Jezus werd een vloek en nam de zonde en ongerechtigheden van de hele mensheid op zich, door te te sterven aan het kruis (boom). Hij overwon de dood en stond op uit de dood.
Jezus herstelde zo de gemeenschap tussen God en de mens. Hij herstelde niet alleen de gemeenschap tussen God en de mens, maar Hij liet ook zien hoe de ‘nieuwe mens’, de ‘nieuwe creatie’; geboren uit de Geest van God, behoort te wandelen op deze aarde. Jezus gaf ons het voorbeeld. Laten wij kijken naar Jezus Zijn leven:
De geboorte van Jezus
Het begon allemaal met de belofte, die God, door de engel Gabriel aan de maagd Maria gaf, dat uit haar de Messias geboren zou worden.
De Heilige Geest overschaduwde de maagd Maria en door Zijn kracht werd Maria zwanger. Jezus werd geboren en groeide op en werd onderwezen in het woord. Hij werd krachtig en werd vervuld met wijsheid en de genade van God was op Hem (Lucas 2:40)
Jezus 12 jaar oud
Toen Jezus 12 jaar was, ging Hij met Zijn ouders naar het jaarlijks paasfeest in Jeruzalem. Toen het paasfeest was afgelopen en zij teruggingen naar huis, bleef Hij achter in de tempel. Zijn ouders dachten dat Hij bij het gezelschap was, maar toen zij Hem gingen zoeken, konden zij Hem niet vinden. Zij gingen terug naar de tempel en vonden Jezus te midden van de leraren. Zij stonden versteld, want daar zat deze Jongeman van 12 jaar, te midden van de leraren. Hij luisterde naar hen en stelde hen vragen.

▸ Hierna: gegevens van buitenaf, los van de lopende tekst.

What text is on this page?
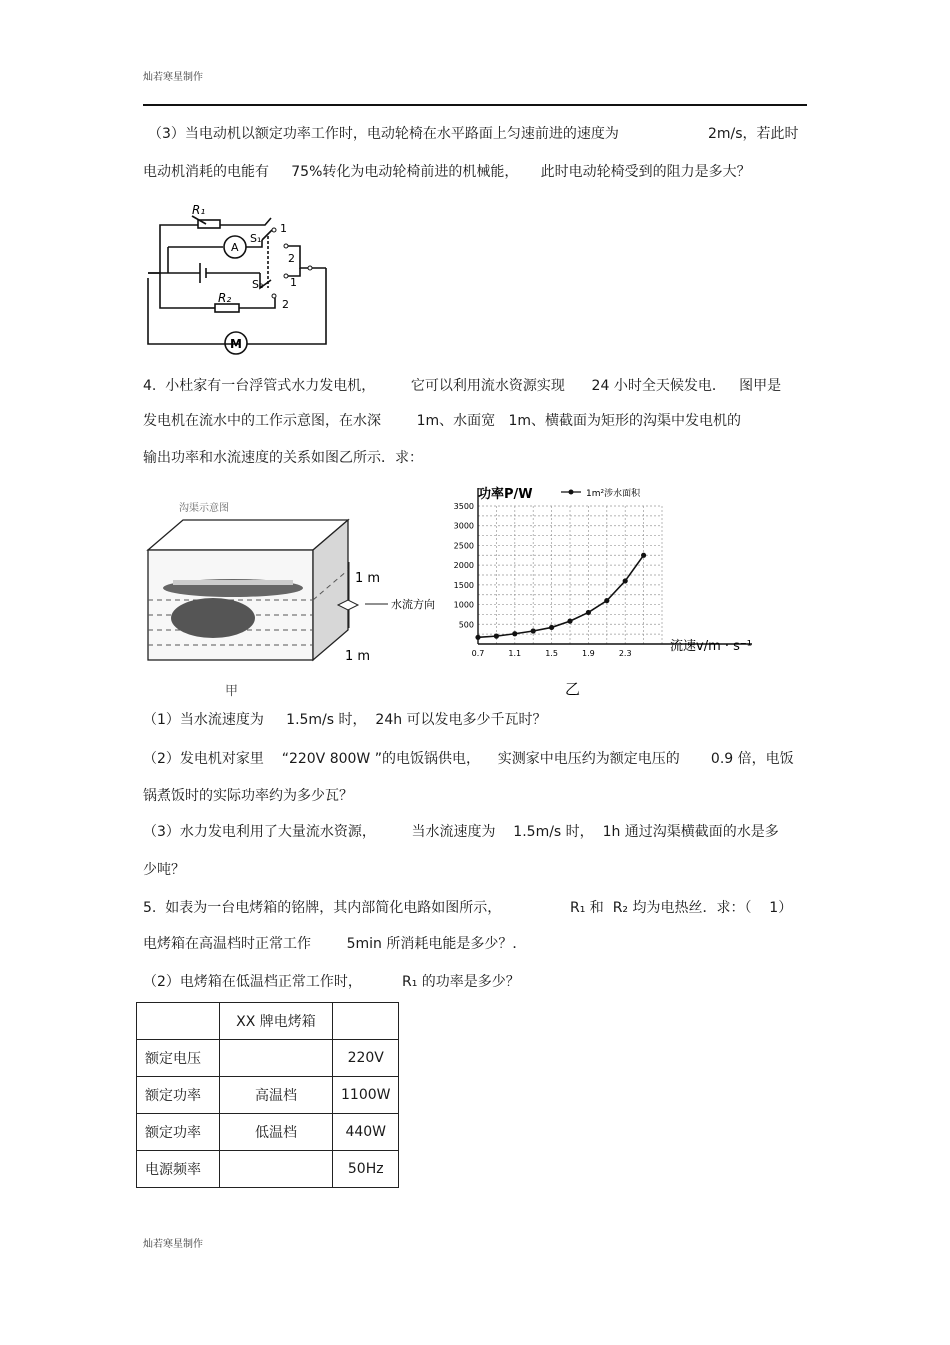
灿若寒星制作
（3）当电动机以额定功率工作时，电动轮椅在水平路面上匀速前进的速度为	2m/s，若此时
电动机消耗的电能有     75%转化为电动轮椅前进的机械能，     此时电动轮椅受到的阻力是多大？
R₁
S₁
S₂
R₂
A
M
1
2
1
2
4.  小杜家有一台浮管式水力发电机，        它可以利用流水资源实现      24 小时全天候发电．   图甲是
发电机在流水中的工作示意图，在水深        1m、水面宽   1m、横截面为矩形的沟渠中发电机的
输出功率和水流速度的关系如图乙所示．求：
沟渠示意图
1 m
水流方向
1 m
甲
500
1000
1500
2000
2500
3000
3500
0.7	1.1	1.5	1.9	2.3
功率P/W	1m²涉水面积
流速v/m · s⁻¹
乙
（1）当水流速度为     1.5m/s 时，  24h 可以发电多少千瓦时？
（2）发电机对家里    “220V 800W ”的电饭锅供电，    实测家中电压约为额定电压的       0.9 倍，电饭
锅煮饭时的实际功率约为多少瓦？
（3）水力发电利用了大量流水资源，        当水流速度为    1.5m/s 时，  1h 通过沟渠横截面的水是多
少吨？
5.  如表为一台电烤箱的铭牌，其内部简化电路如图所示，	R₁ 和  R₂ 均为电热丝．求：（    1）
电烤箱在高温档时正常工作        5min 所消耗电能是多少？．
（2）电烤箱在低温档正常工作时，	R₁ 的功率是多少？
	XX 牌电烤箱	
额定电压		220V
额定功率	高温档	1100W
额定功率	低温档	440W
电源频率		50Hz
灿若寒星制作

Niet alleen Zijn ouders, maar iedereen die Hem hoorde, waren verbaasd over Zijn verstand en Zijn antwoorden. Toen zijn ouders Hem vroegen waarom Hij niet met hen meeging, antwoordde Hij: “Waarom hebt gij naar Mij gezocht? Wist gij niet, dat Ik bezig moet zijn met de dingen mijns Vaders?”
Zijn ouders begrepen er niets van, maar Jezus ging met hen mee (Lucas 2: 41-52).
Jezus 30 jaar oud
Toen Jezus ongeveer 30 jaar oud was, werd Hij gedoopt in de Jordaan, door Johannes de doper (o.a. Lucas 3:21-22). Na de doop ging Jezus in gebed en tijdens Zijn gebed, opende de hemel zich en de Heilige Geest daalde in lichamelijke gedaante, als een duif op Hem neder. Toen kwam er een stem uit de hemel: “Gij zijt mijn Zoon, de geliefde, in U heb Ik mijn welbehagen.”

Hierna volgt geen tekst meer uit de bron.